Columns

Anish Mitra ’10: First-years, welcome to Brown

By
Opinions columnist

I still remember the first day I stepped on campus as a freshman. Trying desperately to find Hope College (map in hand), I studied my new surroundings with great excitement. Eager anticipation and promise resided in every building and structure I laid eyes upon. Finally, all my questions about Brown would be answered as I embarked on a magical four-year journey!  Brown would no longer be just a name on a list. I was actually about to taste the fruit I had been craving for so long.

Now, as I begin my senior year, I cannot help but to juxtapose what I have learned about our fine institution and what I never knew coming into it. It is this information gap that I wish to fill for all of you incoming, starry-eyed and equally excited freshmen. 
First and foremost, Brown is truly an amazing place. Whether you applied early, got recruited, gave up other Ivy League schools or got off the waitlist a week ago, you have most assuredly made the best possible decision. With that said, Brown will truly agitate you.

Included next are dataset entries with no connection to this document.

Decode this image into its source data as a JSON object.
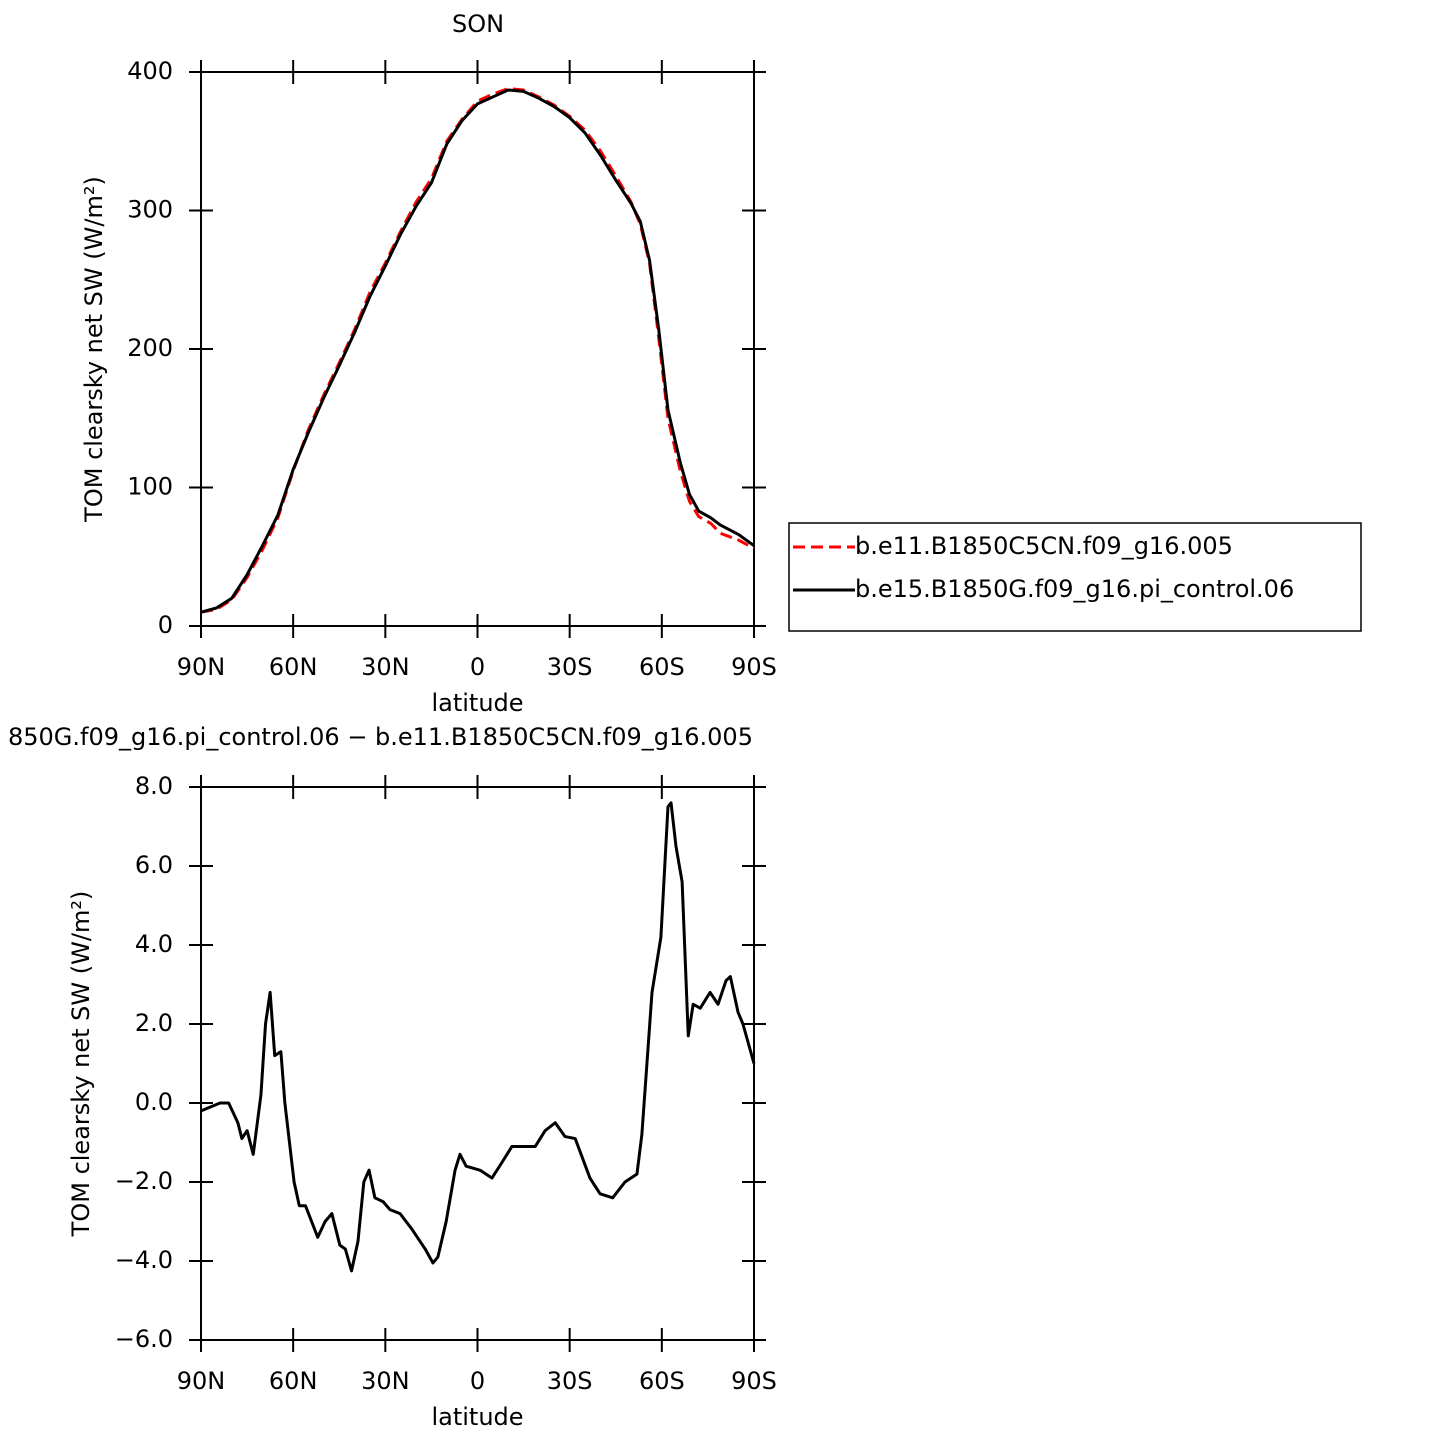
{
  "chart_data": [
    {
      "type": "line",
      "title": "SON",
      "xlabel": "latitude",
      "ylabel": "TOM clearsky net SW (W/m²)",
      "x": [
        90,
        85,
        80,
        75,
        70,
        65,
        60,
        55,
        50,
        45,
        40,
        35,
        30,
        25,
        20,
        15,
        10,
        5,
        0,
        -5,
        -10,
        -15,
        -20,
        -25,
        -30,
        -35,
        -40,
        -45,
        -50,
        -53,
        -56,
        -59,
        -62,
        -66,
        -69,
        -72,
        -76,
        -79,
        -85,
        -90
      ],
      "series": [
        {
          "name": "b.e11.B1850C5CN.f09_g16.005",
          "color": "#ff0000",
          "dashed": true,
          "values": [
            10,
            12,
            19,
            35,
            55,
            78,
            112,
            142,
            167,
            190,
            214,
            241,
            262,
            285,
            306,
            323,
            350,
            366,
            379,
            384,
            388,
            387,
            382,
            376,
            368,
            358,
            343,
            325,
            306,
            290,
            262,
            208,
            150,
            112,
            90,
            79,
            74,
            67,
            62,
            56
          ]
        },
        {
          "name": "b.e15.B1850G.f09_g16.pi_control.06",
          "color": "#000000",
          "dashed": false,
          "values": [
            10,
            13,
            20,
            37,
            58,
            80,
            113,
            140,
            165,
            188,
            212,
            238,
            260,
            283,
            303,
            320,
            348,
            365,
            377,
            382,
            387,
            386,
            381,
            375,
            367,
            356,
            340,
            322,
            305,
            292,
            264,
            214,
            156,
            118,
            95,
            83,
            78,
            73,
            66,
            58
          ]
        }
      ],
      "xlim": [
        90,
        -90
      ],
      "ylim": [
        0,
        400
      ],
      "xticks": [
        {
          "value": 90,
          "label": "90N"
        },
        {
          "value": 60,
          "label": "60N"
        },
        {
          "value": 30,
          "label": "30N"
        },
        0,
        {
          "value": -30,
          "label": "30S"
        },
        {
          "value": -60,
          "label": "60S"
        },
        {
          "value": -90,
          "label": "90S"
        }
      ],
      "yticks": [
        0,
        100,
        200,
        300,
        400
      ],
      "legend": "right"
    },
    {
      "type": "line",
      "title": "850G.f09_g16.pi_control.06 − b.e11.B1850C5CN.f09_g16.005",
      "xlabel": "latitude",
      "ylabel": "TOM clearsky net SW (W/m²)",
      "x": [
        90,
        83.8,
        81,
        78,
        76.7,
        75,
        73,
        70.5,
        69,
        67.5,
        66,
        64,
        62.7,
        59.7,
        58,
        56,
        52,
        49.6,
        47.4,
        44.8,
        43,
        41,
        38.9,
        37,
        35.3,
        33.4,
        30.7,
        28.5,
        25.2,
        21.3,
        17,
        14.5,
        12.9,
        10.2,
        7.3,
        5.7,
        3.7,
        -0.8,
        -4.7,
        -8,
        -11.2,
        -15.5,
        -18.8,
        -22,
        -25.3,
        -28.5,
        -31.8,
        -36.6,
        -39.9,
        -44,
        -48,
        -51.9,
        -53.5,
        -56.8,
        -59.7,
        -62,
        -63,
        -64.6,
        -66.6,
        -68.6,
        -70.2,
        -72.5,
        -75.7,
        -78.3,
        -80.9,
        -82.3,
        -84.8,
        -86.4,
        -90
      ],
      "series": [
        {
          "color": "#000000",
          "dashed": false,
          "values": [
            -0.2,
            0.0,
            0.0,
            -0.5,
            -0.9,
            -0.7,
            -1.3,
            0.2,
            2.0,
            2.8,
            1.2,
            1.3,
            0.0,
            -2.0,
            -2.6,
            -2.6,
            -3.4,
            -3.0,
            -2.8,
            -3.6,
            -3.7,
            -4.25,
            -3.5,
            -2.0,
            -1.7,
            -2.4,
            -2.5,
            -2.7,
            -2.8,
            -3.2,
            -3.7,
            -4.05,
            -3.9,
            -3.0,
            -1.7,
            -1.3,
            -1.6,
            -1.7,
            -1.9,
            -1.5,
            -1.1,
            -1.1,
            -1.1,
            -0.7,
            -0.5,
            -0.85,
            -0.9,
            -1.9,
            -2.3,
            -2.4,
            -2.0,
            -1.8,
            -0.8,
            2.8,
            4.2,
            7.5,
            7.6,
            6.5,
            5.6,
            1.7,
            2.5,
            2.4,
            2.8,
            2.5,
            3.1,
            3.2,
            2.3,
            2.0,
            1.0
          ]
        }
      ],
      "xlim": [
        90,
        -90
      ],
      "ylim": [
        -6,
        8
      ],
      "xticks": [
        {
          "value": 90,
          "label": "90N"
        },
        {
          "value": 60,
          "label": "60N"
        },
        {
          "value": 30,
          "label": "30N"
        },
        0,
        {
          "value": -30,
          "label": "30S"
        },
        {
          "value": -60,
          "label": "60S"
        },
        {
          "value": -90,
          "label": "90S"
        }
      ],
      "yticks": [
        {
          "value": -6,
          "label": "−6.0"
        },
        {
          "value": -4,
          "label": "−4.0"
        },
        {
          "value": -2,
          "label": "−2.0"
        },
        {
          "value": 0,
          "label": "0.0"
        },
        {
          "value": 2,
          "label": "2.0"
        },
        {
          "value": 4,
          "label": "4.0"
        },
        {
          "value": 6,
          "label": "6.0"
        },
        {
          "value": 8,
          "label": "8.0"
        }
      ]
    }
  ]
}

For every amazing professor you love, there will be one you just cannot stand. For every cool person you meet, there will be a jerk you absolutely detest. While at times you may become judgmental and downright nasty, know that everybody (faculty and students) is here for a reason. Position yourself to see the best in people and try to figure out what everyone has to offer. By exhibiting patience, you will truly make the best of the next four years. 

Second, as intelligent and open-minded as Brown students seem, there will be cliques, and there will be group mentalities.  Brown is one of the most (if not the most) liberal institutions in America. Take a look around campus and you will see hipsters, activists and liberals galore. For those of you looking to champion causes related (but not limited) to Democratic, communist, socialist and even anarchic goals, you have chosen the correct place to spend your undergraduate years. While I encourage you to use all available resources (student organizations, professors, fellow Brunonians, etc.) to facilitate your cause, you must keep an open mind. Question everything, and do not become complacent in your ideology simply because a large majority of your peers are in agreement.

More importantly, if you are a conservative, do not be afraid to speak up. I never had the luxury of knowing exactly how homogeneously (and militantly so) liberal Brown students were until it was too late. 

During my enjoyable freshman year seminar, HIST0970: “Culture and U.S. Empire,” a discussion about the justification of Bush’s war in Iraq began. As a Republican who supported the policy, I spoke first with great confidence. The second I finished, 19 defiant hands in the room shot up.  It was at that moment I realized what I was up against, and I have not stopped fighting since.

In that regard, remember that we conservatives are a unique commodity here at Brown, and we can never cave in to the liberal hegemony which exists on our beloved campus.  Instead, we must provide valuable and much needed insight on campus, local and national issues, working aggressively with our liberal counterparts to create the best possible policies and consistently maintain a rigorous dialogue. 

Regardless of where you lie on the political spectrum, or any spectrum for that matter, remember to get involved. Brown is truly focused on maximizing the quality of undergraduate life, and you should aim to take full advantage of everything that  Brown students have to offer you. Join student organizations, write for publications, go out at night and meet everybody on your floor. The connections and skills you can develop during your time at Brown will ultimately help you gain life-long friends, valuable knowledge about how our university works and more serious insight about where you want to be after Brown.

Take it from a senior: The next few years will fly by. You don’t want to be that girl or guy that happens to be another face in the crowd, and you certainly do not want a laundry list of regrets by the time 2013 rolls around. Make every encounter a learning opportunity and you will never be disappointed.

Lastly, this old Republican has one more line of advice, for freshmen and all other Brown students alike: Do not stalk Emma Watson. 

Anish Mitra ’10 is an Economics concentrator from Queens, New York. He can be reached at anish_mitra(at)brown.edu.